Govt owns up to land reform failures
Government has acknowledged its failures in its land reform programme, particularly in providing support to successful claimants.
Chief Land Claims Commissioner Nomfundo Gobodo said the keyword going forward will be sustainability.
In what could pave the way for other land reform cases, a controversial land claim was settled in Mpumalanga on Thursday.
Government paid about R1-billion for the Mala Mala Game Reserve, which is the biggest land claim settlement to date.
The battle for the exclusive game reserve went as far as the Constitutional Court, but in the end, all parties reached an agreement that could just set the standard.
The reserve will lease the land from the community for R700,000 a month over the next two years. After that period, the two parties will go into a joint agreement that will last between 15 and 30 years, with the aim being sustainability.

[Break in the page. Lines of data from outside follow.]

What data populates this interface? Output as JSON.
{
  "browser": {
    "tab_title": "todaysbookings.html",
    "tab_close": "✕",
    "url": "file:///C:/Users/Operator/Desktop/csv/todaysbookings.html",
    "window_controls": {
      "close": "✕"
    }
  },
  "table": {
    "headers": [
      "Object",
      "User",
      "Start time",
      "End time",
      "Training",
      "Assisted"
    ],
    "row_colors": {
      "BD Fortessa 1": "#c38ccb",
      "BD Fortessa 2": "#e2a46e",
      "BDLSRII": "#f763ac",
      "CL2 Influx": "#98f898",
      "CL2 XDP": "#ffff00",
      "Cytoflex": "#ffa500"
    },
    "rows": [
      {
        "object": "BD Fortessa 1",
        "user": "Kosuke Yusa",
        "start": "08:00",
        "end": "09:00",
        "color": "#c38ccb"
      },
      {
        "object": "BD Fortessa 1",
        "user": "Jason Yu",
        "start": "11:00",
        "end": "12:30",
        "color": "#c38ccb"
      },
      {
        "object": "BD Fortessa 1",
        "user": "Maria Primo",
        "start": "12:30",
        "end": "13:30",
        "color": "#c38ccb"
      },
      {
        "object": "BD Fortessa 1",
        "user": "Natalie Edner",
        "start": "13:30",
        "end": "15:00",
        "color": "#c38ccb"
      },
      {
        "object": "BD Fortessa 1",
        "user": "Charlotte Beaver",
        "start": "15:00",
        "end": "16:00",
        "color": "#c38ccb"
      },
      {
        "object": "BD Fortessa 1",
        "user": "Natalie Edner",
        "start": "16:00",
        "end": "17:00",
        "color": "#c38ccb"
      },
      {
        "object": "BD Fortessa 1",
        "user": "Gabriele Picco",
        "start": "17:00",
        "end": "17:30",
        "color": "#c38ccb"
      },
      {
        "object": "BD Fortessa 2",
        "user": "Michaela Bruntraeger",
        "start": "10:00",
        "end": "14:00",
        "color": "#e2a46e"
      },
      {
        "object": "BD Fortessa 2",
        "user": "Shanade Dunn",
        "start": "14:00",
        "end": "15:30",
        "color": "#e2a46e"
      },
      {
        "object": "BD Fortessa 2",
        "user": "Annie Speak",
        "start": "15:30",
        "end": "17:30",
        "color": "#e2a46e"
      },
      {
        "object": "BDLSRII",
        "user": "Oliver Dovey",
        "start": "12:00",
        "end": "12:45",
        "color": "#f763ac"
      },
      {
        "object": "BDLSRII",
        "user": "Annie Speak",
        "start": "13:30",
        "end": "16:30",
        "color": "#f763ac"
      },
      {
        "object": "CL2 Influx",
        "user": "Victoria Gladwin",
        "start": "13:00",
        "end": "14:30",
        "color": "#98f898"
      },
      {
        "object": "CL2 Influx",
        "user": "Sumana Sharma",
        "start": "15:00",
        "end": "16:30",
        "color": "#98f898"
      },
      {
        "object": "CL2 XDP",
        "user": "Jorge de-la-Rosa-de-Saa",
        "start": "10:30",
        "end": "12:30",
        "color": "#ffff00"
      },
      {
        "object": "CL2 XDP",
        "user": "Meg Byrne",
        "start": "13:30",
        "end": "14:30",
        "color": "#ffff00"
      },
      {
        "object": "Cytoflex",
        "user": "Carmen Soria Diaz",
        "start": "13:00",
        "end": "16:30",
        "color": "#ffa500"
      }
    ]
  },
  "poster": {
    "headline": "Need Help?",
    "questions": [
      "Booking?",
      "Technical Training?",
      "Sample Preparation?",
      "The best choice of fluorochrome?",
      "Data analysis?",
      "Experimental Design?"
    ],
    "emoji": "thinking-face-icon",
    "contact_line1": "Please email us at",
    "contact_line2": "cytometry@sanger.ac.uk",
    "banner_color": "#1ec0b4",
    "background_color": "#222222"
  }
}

"Phase one was about getting the land back and phase two is about co-management, partnering with the MalaMala brand to ensure that it is sustainable but also to get the community who now owns the land to be part of the business,” said Gobodo.
Meanwhile, government has admitted to failures in its land reform programme.
Although most of the restitution claims have been settled, many of the claimants chose money instead of land, and redistribution targets are falling far short.
“Yes we acknowledge that there were a lot of failures. But the way that we’ve set ourselves up now is to try and make sure that each claim that is settled, is settled sustainably... so that we don’t after five years have to go back to the same claim to try and revive whether it’s a farm (or) a business and so forth,” said Gobodo.
Eighty-percent of the Bushbuckridge area, including three reserves, has been claimed by locals, but the area’s rich wildlife is its economic lifeline.
The MalaMala settlement may just prove to be the model in balancing development and the conservation industry.